Privatkliniken, die bereit sind, bei Vorlage der erforderlichen Bescheinigungen Schwangerschaftsabbrüche durchzuführen, werden in der dortigen Lokalpresse (siehe Schwäbische Zeitung vom 10.6.88) als »Abtreibungskliniken« denunziert und ständig durch sog. »Mahnwachen« der »Paneuropa Union« vor diesem Krankenhaus terrorisiert, bis sich dann der Leiter zur Aufgabe der Klinik entschließt; so geschehen in Ravensburg.

Schwangerschaftsabbrüche in ambulanter Behandlung sind sowohl in Kliniken als auch in Arztpraxen in den Bundesländern Bayern und Baden-Württemberg untersagt. Vor diesem Hintergrund wird verständlich, warum ein menschlich handelnder Arzt, der Patientinnen hilft, die weder über die finanziellen Mittel noch über die Freizügigkeit verfügen, in andere Bundesländer ausweichen zu können, notwendigerweise strafbar wird.

Als anläßlich der Volkszählung einige Organisationen zum Boykott dieses Vorhabens aufriefen, wurden sie von vielen Politikern und Presseorganen, gerade auch im Süden der Bundesrepublik, in die Nähe von Staatsfeinden gerückt, in Aufrufen, ein parlamentarisch beschlossenes Gesetz zu unterlaufen, sah man eine staatsgefährdende Handlungsweise. Akzeptiert man diese Bewertung, ist die Frage zu stellen, wie unter diesem Gesichtspunkt Kommunal- und Landespolitiker einzuschätzen sind, die seit der Neufassung des § 218 StGB nichts unversucht lassen, um dieses Bundesgesetz zu unterlaufen und auszuhöhlen, und die sich dieser Handlungsweise noch in aller Öffentlichkeit rühmen.

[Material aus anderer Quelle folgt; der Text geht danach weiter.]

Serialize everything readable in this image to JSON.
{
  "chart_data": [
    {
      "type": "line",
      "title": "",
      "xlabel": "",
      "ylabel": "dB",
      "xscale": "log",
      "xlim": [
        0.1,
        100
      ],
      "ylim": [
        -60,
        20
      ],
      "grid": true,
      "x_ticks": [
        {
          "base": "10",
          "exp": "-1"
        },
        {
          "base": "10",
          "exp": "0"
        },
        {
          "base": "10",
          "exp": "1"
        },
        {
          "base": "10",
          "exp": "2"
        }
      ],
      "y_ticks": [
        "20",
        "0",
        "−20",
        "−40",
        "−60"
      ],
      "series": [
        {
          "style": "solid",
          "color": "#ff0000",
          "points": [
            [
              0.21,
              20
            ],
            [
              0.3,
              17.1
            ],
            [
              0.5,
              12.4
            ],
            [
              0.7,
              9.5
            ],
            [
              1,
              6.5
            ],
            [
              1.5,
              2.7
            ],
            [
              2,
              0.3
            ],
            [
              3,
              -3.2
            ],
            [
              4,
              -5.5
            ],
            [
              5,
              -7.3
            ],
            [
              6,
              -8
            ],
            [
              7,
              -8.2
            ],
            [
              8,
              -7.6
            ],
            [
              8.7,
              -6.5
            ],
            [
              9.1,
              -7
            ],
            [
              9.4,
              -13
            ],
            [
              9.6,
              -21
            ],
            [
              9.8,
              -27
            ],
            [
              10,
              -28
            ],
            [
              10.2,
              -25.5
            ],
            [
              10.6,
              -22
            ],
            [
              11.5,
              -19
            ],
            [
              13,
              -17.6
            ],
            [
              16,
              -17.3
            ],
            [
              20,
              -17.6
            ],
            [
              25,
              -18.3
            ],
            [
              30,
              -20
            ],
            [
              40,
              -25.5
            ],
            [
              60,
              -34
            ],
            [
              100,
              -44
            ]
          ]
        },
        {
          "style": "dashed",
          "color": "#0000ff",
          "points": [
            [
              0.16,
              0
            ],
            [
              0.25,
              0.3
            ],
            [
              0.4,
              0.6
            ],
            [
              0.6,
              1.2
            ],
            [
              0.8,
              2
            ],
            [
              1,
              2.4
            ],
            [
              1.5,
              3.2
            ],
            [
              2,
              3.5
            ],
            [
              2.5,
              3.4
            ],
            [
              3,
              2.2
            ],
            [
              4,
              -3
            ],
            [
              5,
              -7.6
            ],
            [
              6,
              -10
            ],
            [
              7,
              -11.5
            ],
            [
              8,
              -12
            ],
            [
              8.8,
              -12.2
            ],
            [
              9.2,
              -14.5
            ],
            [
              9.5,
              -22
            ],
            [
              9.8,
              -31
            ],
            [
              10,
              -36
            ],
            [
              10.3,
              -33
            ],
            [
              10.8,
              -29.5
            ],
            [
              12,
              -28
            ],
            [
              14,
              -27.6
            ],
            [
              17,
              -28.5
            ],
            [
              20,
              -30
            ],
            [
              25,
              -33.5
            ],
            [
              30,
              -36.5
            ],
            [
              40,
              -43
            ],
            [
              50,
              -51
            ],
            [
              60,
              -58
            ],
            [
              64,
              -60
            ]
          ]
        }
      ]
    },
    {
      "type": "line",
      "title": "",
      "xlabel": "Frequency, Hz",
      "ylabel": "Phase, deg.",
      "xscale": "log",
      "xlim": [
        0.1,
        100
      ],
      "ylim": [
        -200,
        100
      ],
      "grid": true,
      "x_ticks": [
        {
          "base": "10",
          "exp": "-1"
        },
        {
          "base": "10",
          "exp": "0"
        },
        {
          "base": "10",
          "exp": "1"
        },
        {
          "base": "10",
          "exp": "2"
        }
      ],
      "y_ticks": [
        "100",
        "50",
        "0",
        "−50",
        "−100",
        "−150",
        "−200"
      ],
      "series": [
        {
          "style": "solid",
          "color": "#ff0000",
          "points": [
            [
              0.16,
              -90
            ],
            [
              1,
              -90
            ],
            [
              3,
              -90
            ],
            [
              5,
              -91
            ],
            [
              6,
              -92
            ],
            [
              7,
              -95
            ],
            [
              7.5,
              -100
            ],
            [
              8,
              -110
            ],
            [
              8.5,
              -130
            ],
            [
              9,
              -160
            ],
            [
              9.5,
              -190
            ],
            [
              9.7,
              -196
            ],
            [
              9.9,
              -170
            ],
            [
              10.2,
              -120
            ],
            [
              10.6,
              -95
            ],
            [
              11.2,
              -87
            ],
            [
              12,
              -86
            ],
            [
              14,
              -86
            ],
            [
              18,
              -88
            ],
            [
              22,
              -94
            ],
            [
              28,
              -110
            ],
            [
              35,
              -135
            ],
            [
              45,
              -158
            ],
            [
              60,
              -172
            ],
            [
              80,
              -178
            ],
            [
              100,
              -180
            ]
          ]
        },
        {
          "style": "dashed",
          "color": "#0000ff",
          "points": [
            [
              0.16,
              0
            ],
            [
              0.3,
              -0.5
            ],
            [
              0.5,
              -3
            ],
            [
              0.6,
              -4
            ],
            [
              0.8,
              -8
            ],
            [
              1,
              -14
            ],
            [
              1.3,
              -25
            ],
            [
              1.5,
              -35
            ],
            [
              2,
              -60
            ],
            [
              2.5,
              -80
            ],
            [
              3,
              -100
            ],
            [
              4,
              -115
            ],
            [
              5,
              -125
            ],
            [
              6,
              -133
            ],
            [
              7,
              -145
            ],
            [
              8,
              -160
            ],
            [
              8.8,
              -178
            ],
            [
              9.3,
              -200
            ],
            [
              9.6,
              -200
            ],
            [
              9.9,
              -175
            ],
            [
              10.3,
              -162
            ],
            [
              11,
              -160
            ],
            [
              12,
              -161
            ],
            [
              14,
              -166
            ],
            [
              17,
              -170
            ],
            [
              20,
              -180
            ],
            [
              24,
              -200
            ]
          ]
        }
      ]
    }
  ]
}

Das Gericht wird deshalb nicht nur zu prüfen haben, ob bei Dr. Theissen ein Gesetzesverstoß vorliegt, sondern mit derselben Gewissenhaftigkeit prüfen müssen, ob die bayerische Landesregierung und der Kreistag gegen geltendes Recht verstoßen und Bundesrecht unterlaufen haben, sodaß die Schwangerschaftsabbrüche durch Dr. Theissen als Nothilfe gerechtfertigt sind.

Dieser Fall zeigt erneut die Richtigkeit der Auffassung der Humanistischen Union, die jegliche strafrechtliche Sanktionen bei Schwangerschaftsabbrüchen ablehnt.